Vaccines provide greater protection even among health care workers, CMC Vellore study says

The tertiary-care hospital in Tamil Nadu has vaccinated over 8,000 of its staff -- the majority of them with the Serum Institute of India’s Covishield and the rest with indigenously manufactured Covaxin.

Vaccines provide greater protection even among health care workers, CMC Vellore study says
Workers prepare a new 250 bedded COVID-19 ward inaugurated in Vellore Medical College & Hospital, on Friday June 4. 2021. (Photo credit: PTI)

Taking two doses of COVID-19 vaccines was able to provide nearly 94 per cent protection for Intensive Care Unit (ICU) admissions due to COVID-19, a study conducted by Christian Medical College in Tamil Nadu’s Vellore has said.

The hospital has vaccinated 8,991 of its staff between January 21, 2021, and April 30, 2021– the majority of them (93.4 per cent) with Serum Institute of India’s Covishield. The rest were given indigenously manufactured Covaxin.

The researchers found full vaccination was 65 per cent effective in preventing infection, 77 per cent effective in preventing hospitalisation and 92 per cent effective in reducing the need for oxygen. The risk of infection among fully-vaccinated healthcare workers, who are more prone to infection, was found to be significantly lower in comparison with the health care workers who were not vaccinated.

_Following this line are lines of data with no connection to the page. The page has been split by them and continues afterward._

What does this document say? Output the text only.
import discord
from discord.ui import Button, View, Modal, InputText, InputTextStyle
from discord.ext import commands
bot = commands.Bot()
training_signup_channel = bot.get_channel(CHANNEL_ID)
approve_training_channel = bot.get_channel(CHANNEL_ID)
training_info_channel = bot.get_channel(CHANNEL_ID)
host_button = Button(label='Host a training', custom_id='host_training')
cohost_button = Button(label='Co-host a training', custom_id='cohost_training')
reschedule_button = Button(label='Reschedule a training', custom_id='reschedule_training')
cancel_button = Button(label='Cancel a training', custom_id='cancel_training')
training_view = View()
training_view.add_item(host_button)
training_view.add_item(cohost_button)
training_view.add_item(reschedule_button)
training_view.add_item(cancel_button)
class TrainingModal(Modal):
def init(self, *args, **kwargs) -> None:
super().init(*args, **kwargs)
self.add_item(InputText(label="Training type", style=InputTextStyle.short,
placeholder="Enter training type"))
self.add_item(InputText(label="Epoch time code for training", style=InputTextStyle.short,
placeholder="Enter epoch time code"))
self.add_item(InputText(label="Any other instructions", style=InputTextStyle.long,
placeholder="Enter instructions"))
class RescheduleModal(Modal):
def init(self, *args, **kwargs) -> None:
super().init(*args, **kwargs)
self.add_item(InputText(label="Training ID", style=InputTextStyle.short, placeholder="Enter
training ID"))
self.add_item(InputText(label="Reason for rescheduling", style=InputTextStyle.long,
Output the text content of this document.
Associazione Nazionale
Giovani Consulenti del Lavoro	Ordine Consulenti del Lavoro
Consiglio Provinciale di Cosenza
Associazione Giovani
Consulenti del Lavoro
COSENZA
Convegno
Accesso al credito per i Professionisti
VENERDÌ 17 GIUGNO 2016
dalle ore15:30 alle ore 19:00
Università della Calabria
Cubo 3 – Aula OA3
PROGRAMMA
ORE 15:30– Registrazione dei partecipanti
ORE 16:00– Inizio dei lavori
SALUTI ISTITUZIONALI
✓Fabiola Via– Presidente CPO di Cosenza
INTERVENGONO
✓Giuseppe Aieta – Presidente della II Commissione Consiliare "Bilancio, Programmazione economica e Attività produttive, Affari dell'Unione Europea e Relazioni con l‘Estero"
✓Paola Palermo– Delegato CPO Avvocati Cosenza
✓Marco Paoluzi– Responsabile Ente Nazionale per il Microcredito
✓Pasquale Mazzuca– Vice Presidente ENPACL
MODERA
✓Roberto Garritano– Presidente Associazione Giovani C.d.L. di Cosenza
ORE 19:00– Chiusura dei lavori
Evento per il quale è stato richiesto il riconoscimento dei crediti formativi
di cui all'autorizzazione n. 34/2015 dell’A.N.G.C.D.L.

The hospital had fully vaccinated 7,080 of its staff, of whom 679 were infected with COVID-19, 64 needed hospitalisation, two needed ICU care and four needed oxygen therapy. Of the 1,878 staffers, who had received only one dose of a COVID-19 vaccine, 200 developed an infection and 22 needed to be hospitalised. Of the 1,609 staffers who were not vaccinated, 438 were infected by the coronavirus, eight needed ICU care, 11 staffers needed oxygen therapy and 64 staffers were hospitalised.

“The risk of infection among fully vaccinated HCWs was significantly lower when compared with unvaccinated HCWs (Relative Risk (RR) 0.35, 95 per cent Confidence interval (CI) 0.32-0.39),” the study noted.

“Similarly, vaccination with two doses reduced hospitalization (RR 0.23; 95 per cent CI 0.16-0.32), need for oxygen therapy (RR 0.08; 95 per cent CI 0.03-0.26) and ICU admission (RR 0.06; 95 per cent CI 0.01-0.27).”

The researchers noted that only one staff member died in their hospital since the beginning of the pandemic. However, the staffer who passed away had multiple co-morbidities and was not vaccinated.

According to Dr Joy J Mammen, Professor in the Department of Transfusion Medicine at Christian Medical College, Vellore, two doses of the vaccine have significant benefits.

“We were always of the belief that a vaccine would help, but what we were trying to do is to show evidence that rather than looking for levels of antibodies. We took it as the indicator of the efficiency of the vaccine would be to prove if people get infected or not,” Dr Mammen told TV9 News.

“The general message is that whatever the vaccine, please take it. If you get two doses of a vaccine it has significant benefits. If you want to avoid crowded hospitals and stressed health care systems, then vaccines are the way forward.”

Dr Mammen urged people, who are hesitant to take vaccines, to get vaccinated.

“We have now shown evidence that there is protection from the vaccine. This is coming from a health care facility that has vaccinated its own staff members. We didn’t vaccinate somebody else — it is our own health care workers. We believe in the vaccine and we demonstrated that it helps. Whatever people’s assumptions are about the vaccine, we are providing simple, straightforward evidence,” he said.